CONVOCAÇÃO À LUZ DOS NOVOS TEMPOS!
Quero reafirmar que à luz dos novos tempos velhas
narrativas não mais passarão. Não sobreviverão provérbios retrógrados e
retóricos e, menos ainda, tradicionais omissões. Quando eu disse que “coisa de
preto” era subtexto de grande parte da mente nacional e muitas vezes das mentes
do mundo, eu não estava fazendo uma hipótese. Estou falando de uma teoria filha
da prática de uma experiência de existir numa sociedade racista, sendo muitas
vezes a única negra não funcionária daquele ambiente, o que me dá um lugar
muito particular que eu faço questão de compartilhar. Inúmeras vezes já ouvi e
vi essa legenda gritando no olhar do meu julgador, depois de uma gargalhada,
depois de uma coisa mais surpreendente, mais espontânea, de alguma coisa mais
“exótica”, mais espalhafatosa, menos “comportada”. Já vi esse olhar muitas
vezes: “Coisa de preto, só podia ser preto”. O olhar sussurra pra si mesmo e eu
escuto. É claro que fui criada num país multicolor, é claro que acreditei na
democracia racial, mas só até entender a bipolarização flagrante entre brancos
e pretos exposta como uma hemorragia atuante e invisível em todos os lugares
que frequentei, sendo a única negra do colégio de freiras, sendo eu e meus
irmãos os únicos negros dos clubes, das colônias de férias dos funcionários da
Vale do Rio Doce e, mais tarde, a única negra de muitos elencos. Uma espécie
estranha de solidão. Então está posto o que é estrutural, o que é endêmico, o
que é constituinte desta educação racista brasileira estendida a todos sob o
manto da famosa “democracia racial.”
Balela.
Não sou eu, é o IBGE que afirma por cálculos
concretos: da multidão de desempregados que perambula pelas ruas da
desesperança no país, 66% são negros. Os salários dos brancos são 55% maiores
que os salários dos pretos, formando assim enormes corredores de exclusão
preenchendo o quesito da subutilização da força de trabalho brasileira. Gerações
e gerações de mulheres negras são multiplamente mais assassinadas que as não
negras. O Brasil desperdiça seus filhos e têm especial predileção em
desperdiçar as filhas e os filhos pretos. Não os reconhece. Disso tudo sabemos
e nos debatemos sem compreender a profundeza da teia racista que, impingida na
cabeça de cada brasileiro, produz este estrago, essa matança.

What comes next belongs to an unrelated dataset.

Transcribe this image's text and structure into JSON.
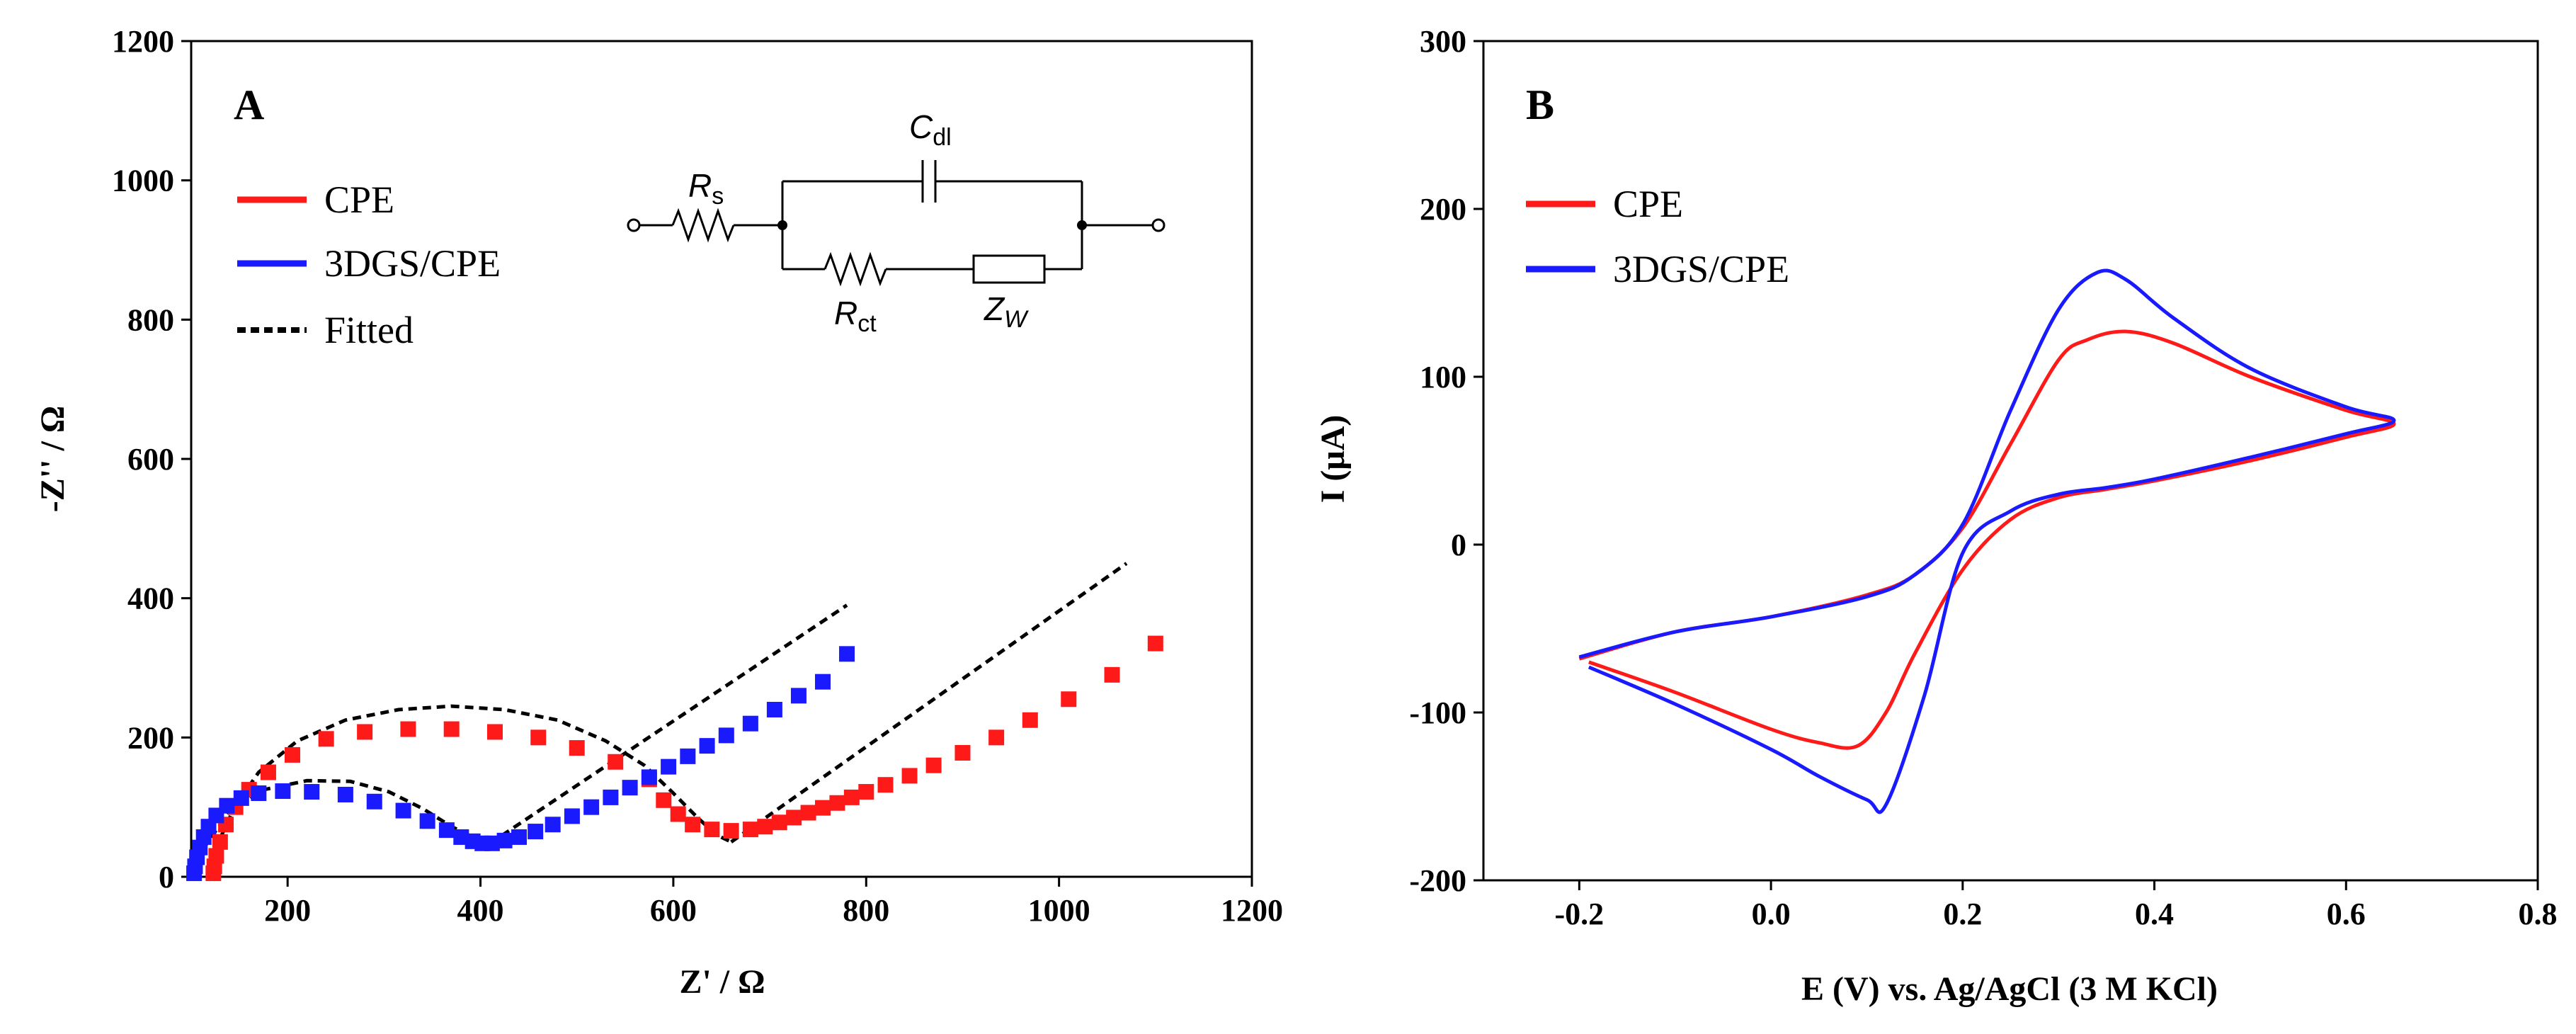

O brasileiro ignorante histórico, aquele ingênuo que
cresceu sem se estarrecer com o ter existido o cruel tráfico humano nos navios
carniceiros negreiros, cresceu achando bonito o quadro triste e trágico da
primeira missa no Brasil, o retrato da primeira missa jesuíta; o ignorantemente
histórico é aquele que aprendeu a gostar daquela Tragédia: índios nus nos
cantos da igreja, tomando banho de vergonha, vivendo a violenta catequização, o
extermínio de uma cultura, amargando a escrota e danosa fundação da culpa,
sendo por ela contaminados até não reconhecerem mais o que era Liberdade.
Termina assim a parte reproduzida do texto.